12. An automated method for implementing a first instance of a binary neural network (BNN) model on a computing device, the method comprising:
providing a plurality of layers including an input layer, an output layer, and a plurality of hidden layer groups, each hidden layer group including a downscaling operation layer, a batch normalization layer, and an activation layer;
operating the first instance of the BNN model in an inference mode using preconfigured parameters from a training session performed on a second instance of the BNN model;
wherein in the inference mode, by each layer of the set of hidden layers:
receiving inter-layer input data;
producing inter-layer output data in a forward-propagating direction, wherein the inter-layer input data and the inter-layer output data are represented in n-bit binary format, wherein n is less than 32, and
performing binarized operations on respective input data;
operating, by at least one of the hidden layers, a trained one-bit binary quantizer with a configured binarization threshold; and
in the inference mode, applying the preconfigured parameters from the training session which include weights, biases, and the binarization threshold.
13. The method of claim 12, further comprising, operating, by the trained one-bit binary quantizer of the BNN model, a straight-through estimator (STE) with configured input offset as the configured binarization threshold.
14. The method of claim 13, wherein the STE with configured offset is operative in the forward-propagating direction to produce an output of +1 if an input value plus an offset value is greater than zero, and to produce an output of −1 if the input value plus the offset is less than zero.
15. The method of claim 14, wherein the STE with configured offset is operative in a backward-propagating direction, which is opposite the forward-propagating direction, to produce an output of 1 if an input value is within the range of between −1 plus the offset value, and +1 plus the offset value, and to produce a value of zero if the input value is outside of that range.
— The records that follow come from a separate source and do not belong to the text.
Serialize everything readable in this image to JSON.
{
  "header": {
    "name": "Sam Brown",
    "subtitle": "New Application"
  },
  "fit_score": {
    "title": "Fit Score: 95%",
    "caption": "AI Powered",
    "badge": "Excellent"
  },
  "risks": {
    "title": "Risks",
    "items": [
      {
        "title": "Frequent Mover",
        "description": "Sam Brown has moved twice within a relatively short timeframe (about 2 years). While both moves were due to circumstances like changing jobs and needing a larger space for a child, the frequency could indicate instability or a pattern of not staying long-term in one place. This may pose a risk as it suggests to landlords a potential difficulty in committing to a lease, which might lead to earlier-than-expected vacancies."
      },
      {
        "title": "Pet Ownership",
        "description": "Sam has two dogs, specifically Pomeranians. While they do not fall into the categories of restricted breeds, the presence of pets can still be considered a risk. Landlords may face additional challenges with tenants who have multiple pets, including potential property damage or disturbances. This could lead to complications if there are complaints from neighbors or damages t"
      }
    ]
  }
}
16. The method of claim 12, wherein applying the preconfigured parameters from the training session includes applying the preconfigured parameters which were generated by the second instance of the BNN model in which the downscaling operation layer of each hidden layer group of the BNN model includes:
a binary operation and a floating-point operation, each executed during the training session to perform the downscaling operation on respective binary and floating-point input data to the downscaling operation layer; and
selectively directing the input data to a binary data path within the downscaling operation layer when the downscaling operation layer was configured in a binary-data mode, directing the input data to a floating-point data path of the downscaling operation layer when the downscaling operation layer was configured to operate in a floating-point-data mode.
17. The method of claim 16, wherein selectively directing the input data to the binary data path further includes performing one-bit quantization of the binary input data.
18. The method of claim 16, wherein the preconfigured parameters from the training session are determined from the second instance of the BNN model in which the downscaling operation layer of each hidden layer group is first trained when each downscaling operation layer is configured in the floating-point-data mode, and subsequently trained successively for each downscaling operation layer configured in the binary-data mode.
19. The method of claim 16, wherein the preconfigured parameters from the training session are determined from the second instance of the BNN model in which each activation layer uses a double-leaky rectified linear unit that has a first portion for input values below 0, a second portion for input values between 0 and 1, and a third portion for input values of greater than 1, wherein inputs having values falling in the first and third portions are suppressed relative to inputs falling in the second portion.
20. The method of claim 12, wherein in implementing the first instance of the BNN model, each batch normalization layer follows the activation layer along the forward-propagating direction.